Local Antislavery Action
Updated: Jul 12, 2021
Years before judicial review ended slavery in Massachusetts, groups of slaves, freedmen, and abolitionists, came together in different ways to actively protest slavery. From anti-Slavery meetings to runaway slaves, here are a few early actions taken against the disenfranchising system.
Before juries started to favor freeing slaves and enslavement was frowned upon by the majority of society, the most direct way that slaves could free themselves from bondage was by running away. The document below highlights a specific case where sailors reported an escaping slave by the name of Pompey who had boarded their ship leaving from Plymouth. Citing mistreatment as the inciter, he had climbed on board at midnight on October 7, 1724.
In another such example, William Park documents the property loss and expenses he had to deal with after Sylvanus Warro, one of his slaves, escaped and stole from him to support his child. In the court sworn affidavit, he speaks to the 40 pounds stolen, Warro’s tenure in his service, and the damages the search has caused him. Unfortunately, as with many accounts of the time, this very polarized perspective only shows one side of the account, regardless of it being sworn under oath. His references to a bastard child and unfaithful service highlight how even in loss, Park was holding a significantly higher amount of privilege.

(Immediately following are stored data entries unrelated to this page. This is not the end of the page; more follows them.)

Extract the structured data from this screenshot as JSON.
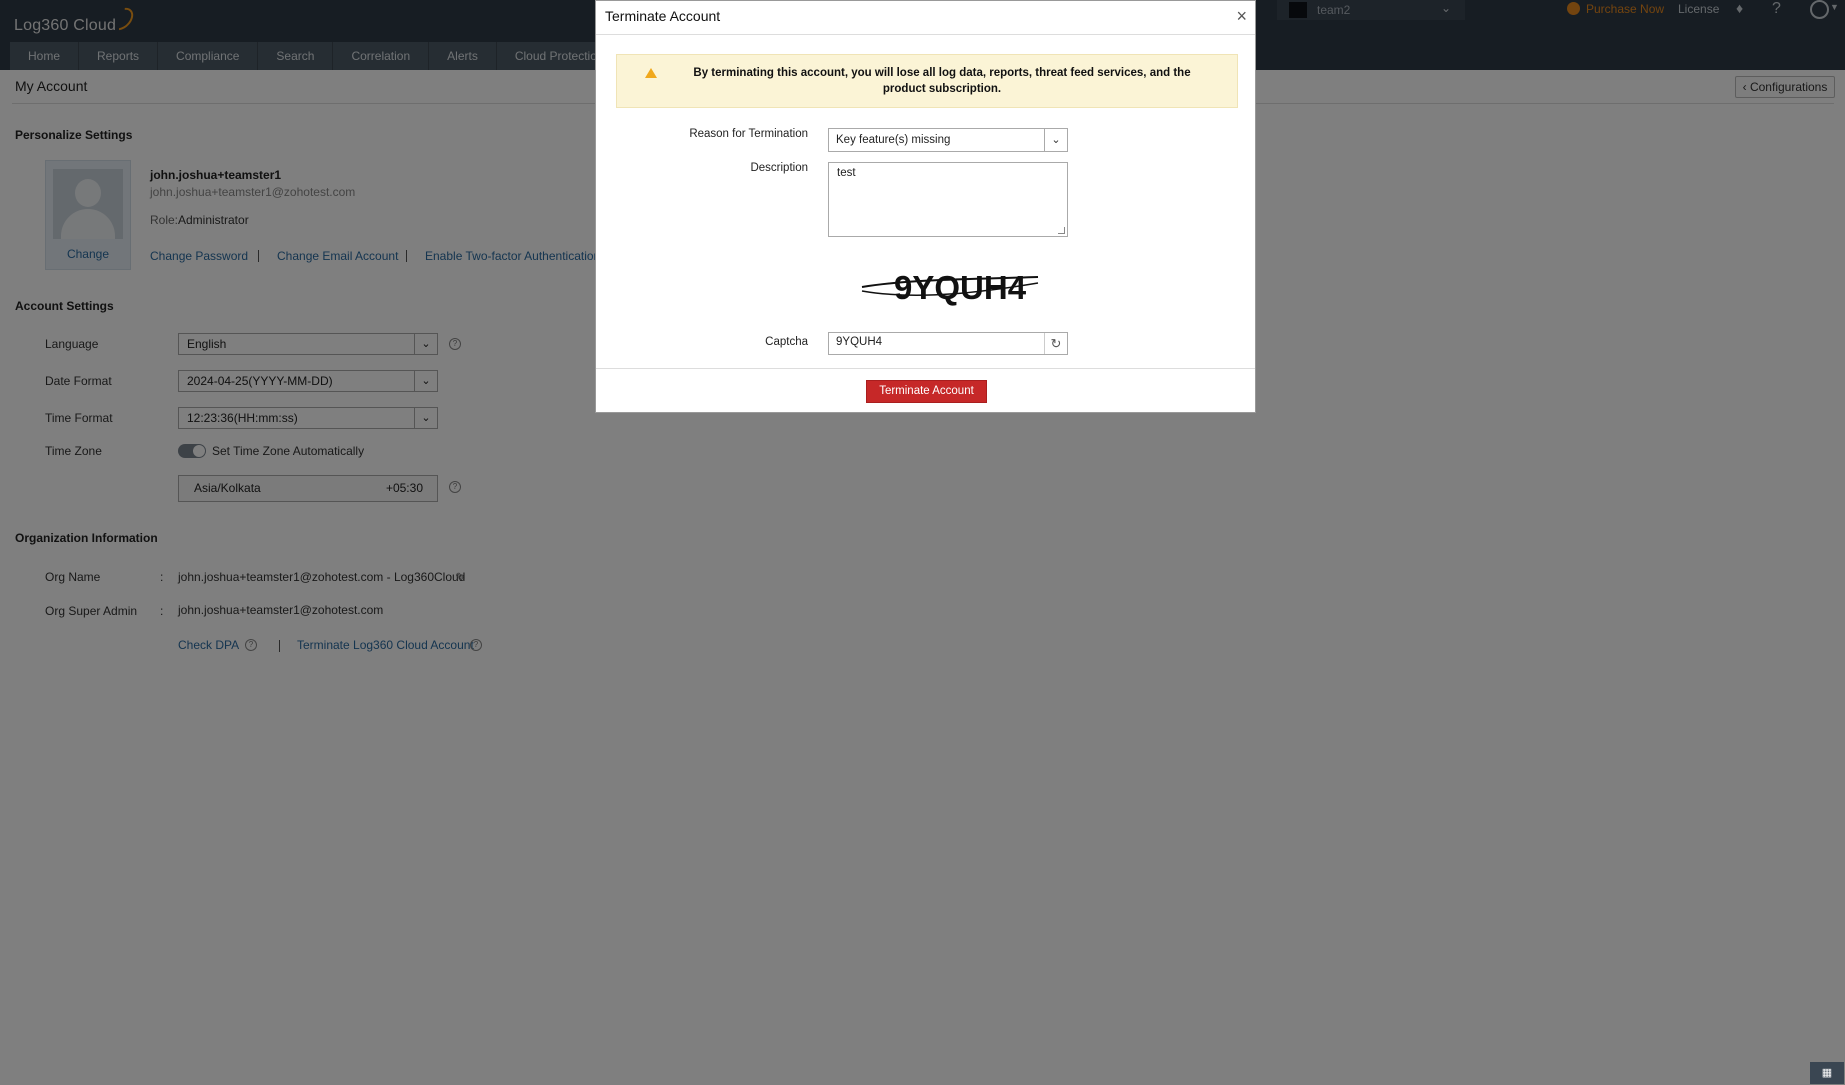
{
  "app": {
    "logo": "Log360 Cloud"
  },
  "header": {
    "team": "team2",
    "purchase": "Purchase Now",
    "license": "License"
  },
  "nav": [
    "Home",
    "Reports",
    "Compliance",
    "Search",
    "Correlation",
    "Alerts",
    "Cloud Protection"
  ],
  "page": {
    "title": "My Account",
    "configurations": "Configurations"
  },
  "personalize": {
    "heading": "Personalize Settings",
    "change_photo": "Change",
    "username": "john.joshua+teamster1",
    "email": "john.joshua+teamster1@zohotest.com",
    "role_label": "Role:",
    "role": "Administrator",
    "links": [
      "Change Password",
      "Change Email Account",
      "Enable Two-factor Authentication"
    ]
  },
  "account": {
    "heading": "Account Settings",
    "language_label": "Language",
    "language": "English",
    "date_label": "Date Format",
    "date": "2024-04-25(YYYY-MM-DD)",
    "time_label": "Time Format",
    "time": "12:23:36(HH:mm:ss)",
    "tz_label": "Time Zone",
    "tz_auto": "Set Time Zone Automatically",
    "tz_name": "Asia/Kolkata",
    "tz_offset": "+05:30"
  },
  "org": {
    "heading": "Organization Information",
    "name_label": "Org Name",
    "name": "john.joshua+teamster1@zohotest.com - Log360Cloud",
    "admin_label": "Org Super Admin",
    "admin": "john.joshua+teamster1@zohotest.com",
    "colon": ":",
    "check_dpa": "Check DPA",
    "terminate_link": "Terminate Log360 Cloud Account"
  },
  "modal": {
    "title": "Terminate Account",
    "close": "×",
    "warning": "By terminating this account, you will lose all log data, reports, threat feed services, and the product subscription.",
    "reason_label": "Reason for Termination",
    "reason": "Key feature(s) missing",
    "description_label": "Description",
    "description": "test",
    "captcha_image_text": "9YQUH4",
    "captcha_label": "Captcha",
    "captcha_value": "9YQUH4",
    "submit": "Terminate Account"
  }
}
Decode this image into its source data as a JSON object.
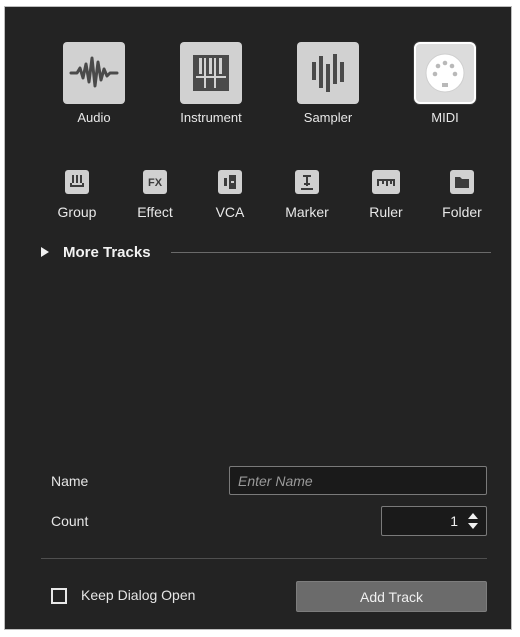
{
  "track_types": {
    "main": [
      {
        "key": "audio",
        "label": "Audio",
        "icon": "audio-waveform-icon",
        "selected": false
      },
      {
        "key": "instrument",
        "label": "Instrument",
        "icon": "piano-keys-icon",
        "selected": false
      },
      {
        "key": "sampler",
        "label": "Sampler",
        "icon": "sampler-bars-icon",
        "selected": false
      },
      {
        "key": "midi",
        "label": "MIDI",
        "icon": "midi-connector-icon",
        "selected": true
      }
    ],
    "other": [
      {
        "key": "group",
        "label": "Group",
        "icon": "group-icon"
      },
      {
        "key": "effect",
        "label": "Effect",
        "icon": "fx-icon",
        "icon_text": "FX"
      },
      {
        "key": "vca",
        "label": "VCA",
        "icon": "vca-fader-icon"
      },
      {
        "key": "marker",
        "label": "Marker",
        "icon": "marker-icon"
      },
      {
        "key": "ruler",
        "label": "Ruler",
        "icon": "ruler-icon"
      },
      {
        "key": "folder",
        "label": "Folder",
        "icon": "folder-icon"
      }
    ]
  },
  "more_tracks": {
    "label": "More Tracks",
    "expanded": false
  },
  "form": {
    "name_label": "Name",
    "name_value": "",
    "name_placeholder": "Enter Name",
    "count_label": "Count",
    "count_value": "1"
  },
  "footer": {
    "keep_open_label": "Keep Dialog Open",
    "keep_open_checked": false,
    "add_button_label": "Add Track"
  },
  "colors": {
    "background": "#232323",
    "tile": "#d1d1d1",
    "icon": "#4a4a4a",
    "button": "#6b6b6b"
  }
}
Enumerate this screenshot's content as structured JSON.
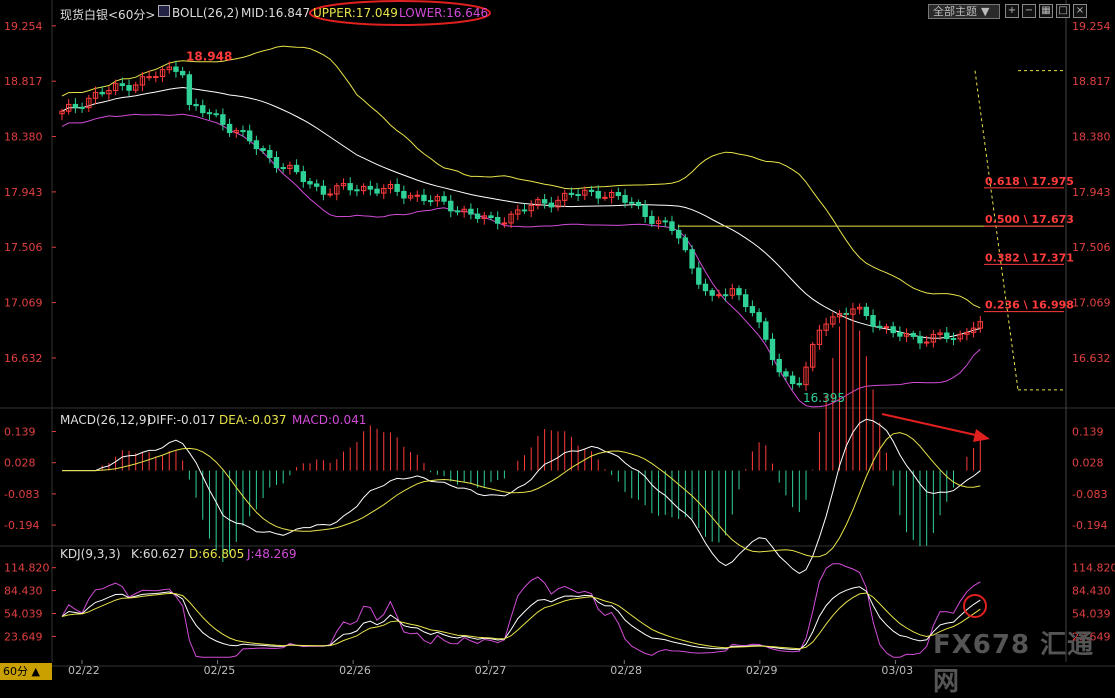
{
  "main_legend": {
    "symbol": "现货白银<60分>",
    "boll": "BOLL(26,2)",
    "mid": "MID:16.847",
    "upper": "UPPER:17.049",
    "lower": "LOWER:16.646"
  },
  "macd_legend": {
    "name": "MACD(26,12,9)",
    "diff": "DIFF:-0.017",
    "dea": "DEA:-0.037",
    "macd": "MACD:0.041"
  },
  "kdj_legend": {
    "name": "KDJ(9,3,3)",
    "k": "K:60.627",
    "d": "D:66.805",
    "j": "J:48.269"
  },
  "toolbar": {
    "theme_label": "全部主题",
    "icons": [
      "add-icon",
      "minus-icon",
      "grid-icon",
      "window-icon",
      "close-icon"
    ]
  },
  "period_label": "60分 ▲",
  "watermark": "FX678 汇通网",
  "colors": {
    "up": "#ff3b3b",
    "down": "#2fd196",
    "mid": "#ffffff",
    "upper": "#e8e34a",
    "lower": "#d24cd8",
    "dea": "#e8e34a",
    "j": "#d24cd8",
    "highlight": "#e0201e"
  },
  "chart_data": [
    {
      "type": "candlestick",
      "title": "现货白银 60分",
      "y_ticks": [
        "19.254",
        "18.817",
        "18.380",
        "17.943",
        "17.506",
        "17.069",
        "16.632"
      ],
      "ylim": [
        16.3,
        19.3
      ],
      "x_ticks": [
        "02/22",
        "02/25",
        "02/26",
        "02/27",
        "02/28",
        "02/29",
        "03/03"
      ],
      "annotations": {
        "high_label": "18.948",
        "low_label": "16.395"
      },
      "fibonacci": {
        "levels": [
          {
            "label": "0.618",
            "value": "17.975"
          },
          {
            "label": "0.500",
            "value": "17.673"
          },
          {
            "label": "0.382",
            "value": "17.371"
          },
          {
            "label": "0.236",
            "value": "16.998"
          }
        ]
      }
    },
    {
      "type": "bar",
      "title": "MACD(26,12,9)",
      "y_ticks": [
        "0.139",
        "0.028",
        "-0.083",
        "-0.194"
      ],
      "ylim": [
        -0.24,
        0.18
      ]
    },
    {
      "type": "line",
      "title": "KDJ(9,3,3)",
      "y_ticks": [
        "114.820",
        "84.430",
        "54.039",
        "23.649"
      ],
      "ylim": [
        -5,
        125
      ]
    }
  ]
}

In the early 1770s, groups of white abolitionists, freedmen, and slaves would come together to draft legal petitions to end slavery with the reasoning that freedom was a universal right. In one such petition, in June of 1773, a group of slaves drafted a plea to Royal Governor Thomas Hutchinson on the grounds that they should be treated equally with white citizens, stating, “your Petitioners apprehend they have in common with other men a natural right to be free and without molestation.”
While many of these efforts were initially unsuccessful, they collectivized support for the abolitionist movement and laid the foundation for later anti-slavery meetings to protests against the institution in the age of the civil war. Petitioning may not have convinced the governor, but similar formats would later be channeled into national calls to end slavery.
This document was one such meeting that rallied for support of the antislavery movement in the decade before the civil war in Weymouth, MA.
Occasionally, a slave was able to successfully sue their owner for freedom. In the 1690s, Adam, a slave of the Bostonian merchant John Saffin, sued his master on the grounds that he had violated an agreement to free him after seven years in his service. Saffin acknowledges the agreement, saying in court documents, “I say I doe [do] by these presents of my owne [own] free & voluntary [voluntary] will.” However, Saffin argues that Adam didn’t uphold his end of the deal to be an “ honest [honest] true and faithful [faithful] Servant” and therefore, Saffin shouldn’t need to free him.
This document, signed by Saffin in 1694 for the court, details his claims as to why he is not required to free Adam.
The court proceedings in this case allegedly inspired The Selling of Joseph, the first anti-slavery passage published in New England in 1700. The author, Samuel Sewall, bashes common supporting arguments of slavery with the Bible, supporting his argument with the story of Joseph, who was sold into slavery by his brothers. The basis of his claim, “Naturally, there is no such thing as Slavery.”
The only surviving original copy of the Selling of Joseph found on the Massachusetts Historical Society website. The essay contextualized slavery both in terms of race and religion, arguing for abolition decades before the movement received widespread support.
Through both the actions of courageous individuals and collective groups, early anti-slavery action introduced and engaged the greater New England community with the tenets of the abolitionism movement. It was these petitions and pursuits which ultimately developed the legal foundation and socio-political support for the legal proceedings that would outlaw slavery in Massachusetts.